Who’s Watching Your Video Content? [CHART]

by contributor on October 20, 2013 in Lead Scoring

Editor’s Note: Today’s chart comes courtesy of Joe Gelata, Director of Demand Generation of Vidyard.

Modern marketers are gaining insights all the time based on new technology and developments and, when it comes to video marketing, now we can contrast video engagement data by job title for the first time. It’s pretty exciting stuff!

Frequently at Vidyard we get asked, “Who is watching video content?” Is it generation Y? Do C-Level executives watch content?”

Turns out…everybody watches videos! (But there’s more to it).

The data is based on Vidyard analytics data from a snapshot of 6,000 views from B2B marketers’ video content libraries.These views were taken from more than 250 unique video assets viewed by 1,700 unique job titles. All videos were ‘click to play’ (as opposed to auto play) and we have since condensed the data for job titles into six categories. Any job title that was incomplete in Eloqua was removed from this sample.
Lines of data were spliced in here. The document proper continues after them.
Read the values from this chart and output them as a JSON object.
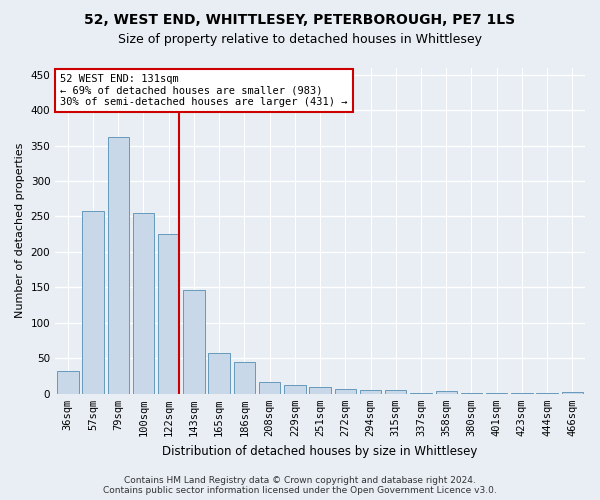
{
  "title1": "52, WEST END, WHITTLESEY, PETERBOROUGH, PE7 1LS",
  "title2": "Size of property relative to detached houses in Whittlesey",
  "xlabel": "Distribution of detached houses by size in Whittlesey",
  "ylabel": "Number of detached properties",
  "categories": [
    "36sqm",
    "57sqm",
    "79sqm",
    "100sqm",
    "122sqm",
    "143sqm",
    "165sqm",
    "186sqm",
    "208sqm",
    "229sqm",
    "251sqm",
    "272sqm",
    "294sqm",
    "315sqm",
    "337sqm",
    "358sqm",
    "380sqm",
    "401sqm",
    "423sqm",
    "444sqm",
    "466sqm"
  ],
  "values": [
    32,
    258,
    362,
    255,
    225,
    147,
    57,
    45,
    17,
    12,
    10,
    7,
    6,
    5,
    1,
    4,
    1,
    1,
    1,
    1,
    3
  ],
  "bar_color": "#c8d8e8",
  "bar_edge_color": "#6699bb",
  "annotation_text": "52 WEST END: 131sqm\n← 69% of detached houses are smaller (983)\n30% of semi-detached houses are larger (431) →",
  "annotation_box_color": "#ffffff",
  "annotation_box_edge_color": "#cc0000",
  "highlight_line_color": "#cc0000",
  "bg_color": "#e8eef4",
  "grid_color": "#ffffff",
  "footer": "Contains HM Land Registry data © Crown copyright and database right 2024.\nContains public sector information licensed under the Open Government Licence v3.0.",
  "ylim": [
    0,
    460
  ],
  "yticks": [
    0,
    50,
    100,
    150,
    200,
    250,
    300,
    350,
    400,
    450
  ],
  "title1_fontsize": 10,
  "title2_fontsize": 9,
  "xlabel_fontsize": 8.5,
  "ylabel_fontsize": 8,
  "tick_fontsize": 7.5,
  "footer_fontsize": 6.5
}
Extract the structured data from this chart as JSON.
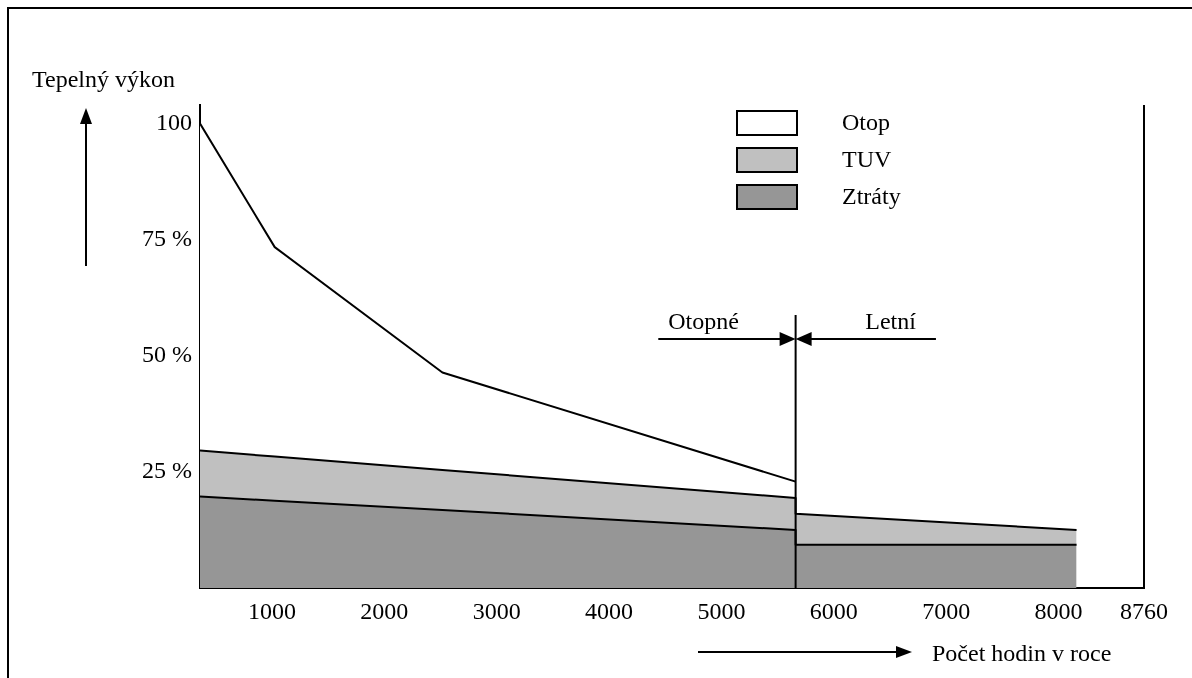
{
  "chart_data": {
    "type": "area",
    "stacked": true,
    "ylabel": "Tepelný výkon",
    "xlabel": "Počet hodin v roce",
    "x": [
      360,
      1025,
      2517,
      5660,
      5660,
      8160
    ],
    "series": [
      {
        "name": "Ztráty",
        "color": "#969696",
        "values": [
          19.7,
          18.8,
          16.8,
          12.5,
          9.3,
          9.3
        ]
      },
      {
        "name": "TUV",
        "color": "#c0c0c0",
        "values": [
          9.9,
          9.5,
          8.6,
          6.9,
          6.7,
          3.2
        ]
      },
      {
        "name": "Otop",
        "color": "#ffffff",
        "values": [
          70.4,
          45.1,
          21.0,
          3.5,
          null,
          null
        ]
      }
    ],
    "xlim": [
      360,
      8760
    ],
    "xticks": [
      1000,
      2000,
      3000,
      4000,
      5000,
      6000,
      7000,
      8000,
      8760
    ],
    "ylim": [
      0,
      104
    ],
    "yticks": [
      {
        "value": 25,
        "label": "25 %"
      },
      {
        "value": 50,
        "label": "50 %"
      },
      {
        "value": 75,
        "label": "75 %"
      },
      {
        "value": 100,
        "label": "100"
      }
    ],
    "ref_lines": [
      {
        "axis": "x",
        "value": 5660
      }
    ],
    "annotations": [
      {
        "text": "Otopné",
        "x": 5660,
        "y": 53.6
      },
      {
        "text": "Letní",
        "x": 5660,
        "y": 53.6
      }
    ],
    "legend": "top right",
    "grid": false
  }
}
Vidyard Views by Job Title

What we wanted to show:

In the chart we’ve contrasted the proportion of a specific audience (by job role) per percentage of video viewed. We compiled the data to see whether there would be a strong desire or distaste for video content within a specific job role and whether specific job roles demonstrated a higher or lower attention span in general. For example, from this data, we can see that 36% of executives engaged with the video content to 100% completion.

Conclusions:

  1. All roles are watching video content. This is exciting for us. As expected, C-level executives have a slightly shorter attention span than more administrative roles. However, the contrast is not daunting. All roles are experiencing a 30-40% completion rate on assets.
  2. It’s important to respect your audiences’ time. Given the data shows half of the audience drops off before the video is complete, viewers are sending a clear signal of their disinterest; something isn’t keeping their attention. It appears we are still not always delivering the right video at the right time to the right person. Video marketers need to collect more customer insights and analytics to create videos that speak to target prospects in exactly the right way in order to see this drop-off rate decline.
  3. Anonymous viewers are less engaged. Users with an ‘unknown’ job title are significantly less engaged than viewers with a title. This reiterates that incomplete data correlates to a lower quality lead. When we have incomplete data the leads are generally earlier in the funnel. The challenge here is that without complete data it is difficult to determine what is relevant content to that individual. This causes us to provide them with less targeted video content that results in lower engagement. Behavioral cues here tell us that the individual is still doing their homework and have not raised their hand with an explicit request yet. As we see these prospects consume more content, we can capture additional information, increase our targeting ability, and continue to move them through the funnel.